ジウマ大統領は9日、米国のニュース局CNNの取材に対し、ブラジルサッカー界の大きな問題として「有能な選手の国外流出」をあげ、「スタジアムに客を集められるような選手が国内にいない状況がもう何年も続いている」と語った。これは、今回のW杯で建設したスタジアムの将来に関する質問を受けた際に行なった回答だった。
一方、レベロ・スポーツ相は10日、リオで行なわれた国際サッカー連盟(FIFA)とW杯現地運営委員会主催の記者会見で、セレソンの惨敗は「深刻な問題」で、ブラジルサッカー界には「変化が必要」であると強調し、変革のために政府が関与する方向を探っていることも明かした。

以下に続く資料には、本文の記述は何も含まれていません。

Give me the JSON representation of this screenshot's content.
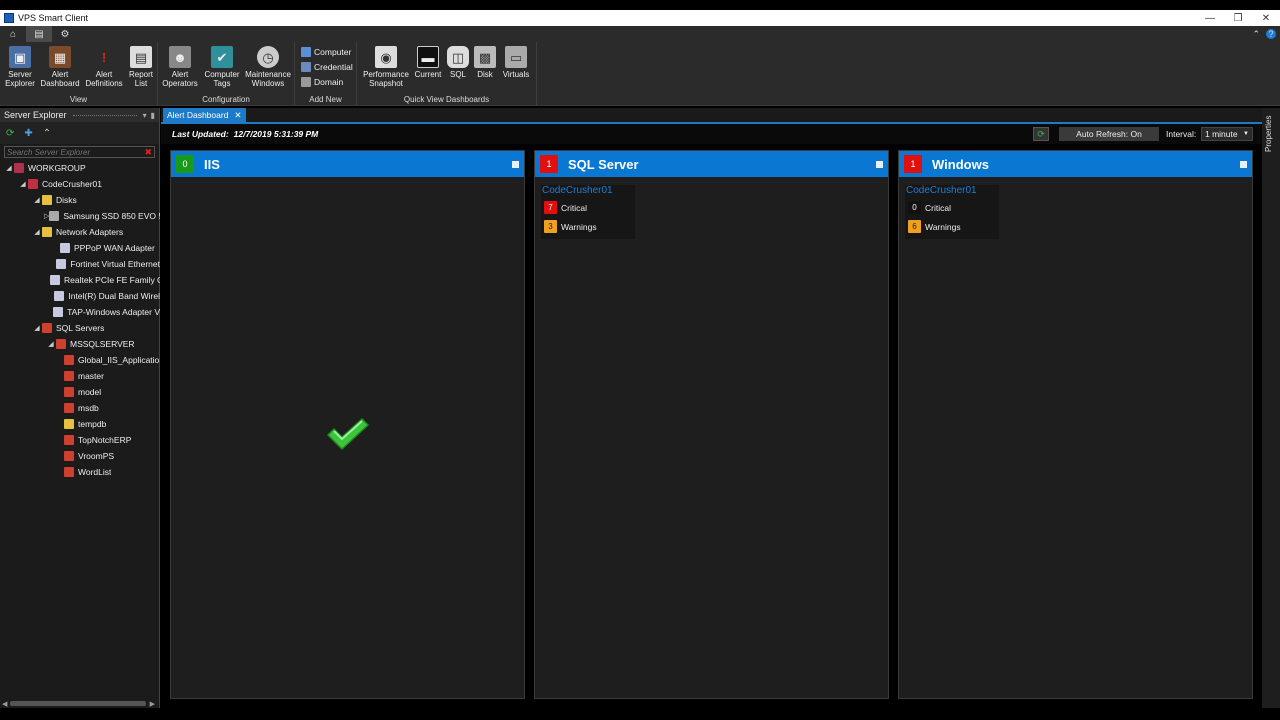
{
  "window": {
    "title": "VPS Smart Client"
  },
  "ribbon": {
    "groups": [
      {
        "label": "View",
        "buttons": [
          {
            "line1": "Server",
            "line2": "Explorer"
          },
          {
            "line1": "Alert",
            "line2": "Dashboard"
          },
          {
            "line1": "Alert",
            "line2": "Definitions"
          },
          {
            "line1": "Report",
            "line2": "List"
          }
        ]
      },
      {
        "label": "Configuration",
        "buttons": [
          {
            "line1": "Alert",
            "line2": "Operators"
          },
          {
            "line1": "Computer",
            "line2": "Tags"
          },
          {
            "line1": "Maintenance",
            "line2": "Windows"
          }
        ]
      },
      {
        "label": "Add New",
        "items": [
          "Computer",
          "Credential",
          "Domain"
        ]
      },
      {
        "label": "Quick View Dashboards",
        "buttons": [
          {
            "line1": "Performance",
            "line2": "Snapshot"
          },
          {
            "line1": "Current",
            "line2": ""
          },
          {
            "line1": "SQL",
            "line2": ""
          },
          {
            "line1": "Disk",
            "line2": ""
          },
          {
            "line1": "Virtuals",
            "line2": ""
          }
        ]
      }
    ]
  },
  "explorer": {
    "title": "Server Explorer",
    "search_placeholder": "Search Server Explorer",
    "tree": [
      "WORKGROUP",
      "CodeCrusher01",
      "Disks",
      "Samsung SSD 850 EVO 5",
      "Network Adapters",
      "PPPoP WAN Adapter",
      "Fortinet Virtual Ethernet",
      "Realtek PCIe FE Family C",
      "Intel(R) Dual Band Wirel",
      "TAP-Windows Adapter V",
      "SQL Servers",
      "MSSQLSERVER",
      "Global_IIS_Applicatio",
      "master",
      "model",
      "msdb",
      "tempdb",
      "TopNotchERP",
      "VroomPS",
      "WordList"
    ]
  },
  "document": {
    "tab_label": "Alert Dashboard",
    "last_updated_label": "Last Updated:",
    "last_updated_value": "12/7/2019 5:31:39 PM",
    "auto_refresh": "Auto Refresh: On",
    "interval_label": "Interval:",
    "interval_value": "1 minute"
  },
  "panels": [
    {
      "title": "IIS",
      "count": "0",
      "count_color": "#1a9a1a"
    },
    {
      "title": "SQL Server",
      "count": "1",
      "count_color": "#e01010",
      "server": "CodeCrusher01",
      "critical_count": "7",
      "critical_label": "Critical",
      "warnings_count": "3",
      "warnings_label": "Warnings"
    },
    {
      "title": "Windows",
      "count": "1",
      "count_color": "#e01010",
      "server": "CodeCrusher01",
      "critical_count": "0",
      "critical_label": "Critical",
      "warnings_count": "6",
      "warnings_label": "Warnings"
    }
  ],
  "properties_label": "Properties",
  "colors": {
    "accent": "#0a78d2",
    "critical": "#e01010",
    "warning": "#f0a020",
    "ok": "#1a9a1a"
  }
}
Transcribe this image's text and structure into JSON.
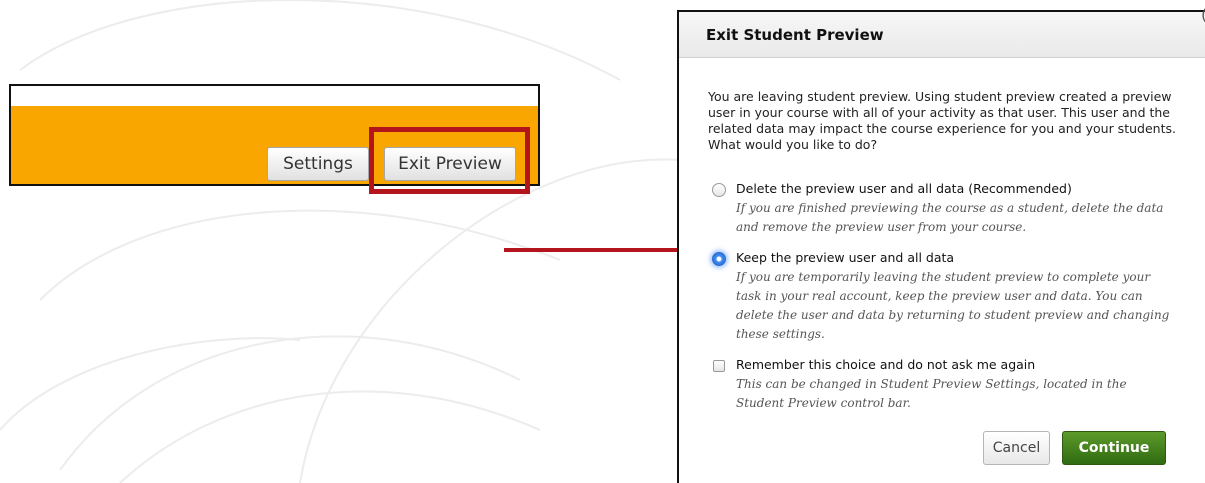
{
  "preview_bar": {
    "settings_label": "Settings",
    "exit_label": "Exit Preview",
    "accent_color": "#f9a600",
    "highlight_color": "#b4141b"
  },
  "dialog": {
    "title": "Exit Student Preview",
    "intro": "You are leaving student preview. Using student preview created a preview user in your course with all of your activity as that user. This user and the related data may impact the course experience for you and your students. What would you like to do?",
    "options": [
      {
        "label": "Delete the preview user and all data (Recommended)",
        "description": "If you are finished previewing the course as a student, delete the data and remove the preview user from your course.",
        "selected": false
      },
      {
        "label": "Keep the preview user and all data",
        "description": "If you are temporarily leaving the student preview to complete your task in your real account, keep the preview user and data. You can delete the user and data by returning to student preview and changing these settings.",
        "selected": true
      }
    ],
    "remember": {
      "label": "Remember this choice and do not ask me again",
      "description": "This can be changed in Student Preview Settings, located in the Student Preview control bar.",
      "checked": false
    },
    "cancel_label": "Cancel",
    "continue_label": "Continue",
    "continue_color": "#3f7d1a"
  },
  "icons": [
    "radio-unselected-icon",
    "radio-selected-icon",
    "checkbox-icon",
    "arrow-right-icon"
  ]
}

レベロ・スポーツ相は「ブラジル・サッカー連盟(CBF)内でも何かしらできることがあるはずだ」と語った。FIFAは各国政府が自国内のサッカー連盟に干渉することを禁じているが、レベロ・スポーツ相は「ペレ法によって国がCBFに対して何も言えない状況が出来上がり、CBFによるサッカーの私物化が進んだ」とし、「国が完全に切り離されるべきではない」との見解を示した。
同相は「あくまで間接的な関与だ」と主張し、その具体的な方策のひとつとして「スポーツ財政法」をあげた。これはオターヴィオ・レイテ下議(民主社会党・PSDB)が提唱した法案で、クラブ・チームの財政を国がバックアップすることで、選手に対する給与支払いの遅れの問題などを防ぐものだ。
さらにジウマ大統領が言及した有望な選手の国外流出に関しても、「まだ成長期の若さで国外に流出している。15歳の有望選手まで既に国外にいる状況だ」と語り、19歳までは国外に出ることを禁じる意向を示した。FIFAは18歳未満の選手が国外のクラブと契約するのを禁じているが、欧州のクラブは選手の家族と契約するなど抜け道を作って法を破り続けている。
一方、ジウマ大統領にとっての最大の対決候補のアエシオ・ネーヴェス氏は10日、エスピリトサント州で行なわれたイベントで、ジウマ大統領がW杯を政治的に利用していることやセレソン惨敗について訊かれた際、「抗議活動が起きたときはW杯のヴィジョンなどなかったくせに、成功したらセレソンの一員であるかのような態度までする。後で代償を払わなければならなくなるのは、本来国民のもののはずのイベントを私物化しようとする人だ」と語り、同大統領を批判した。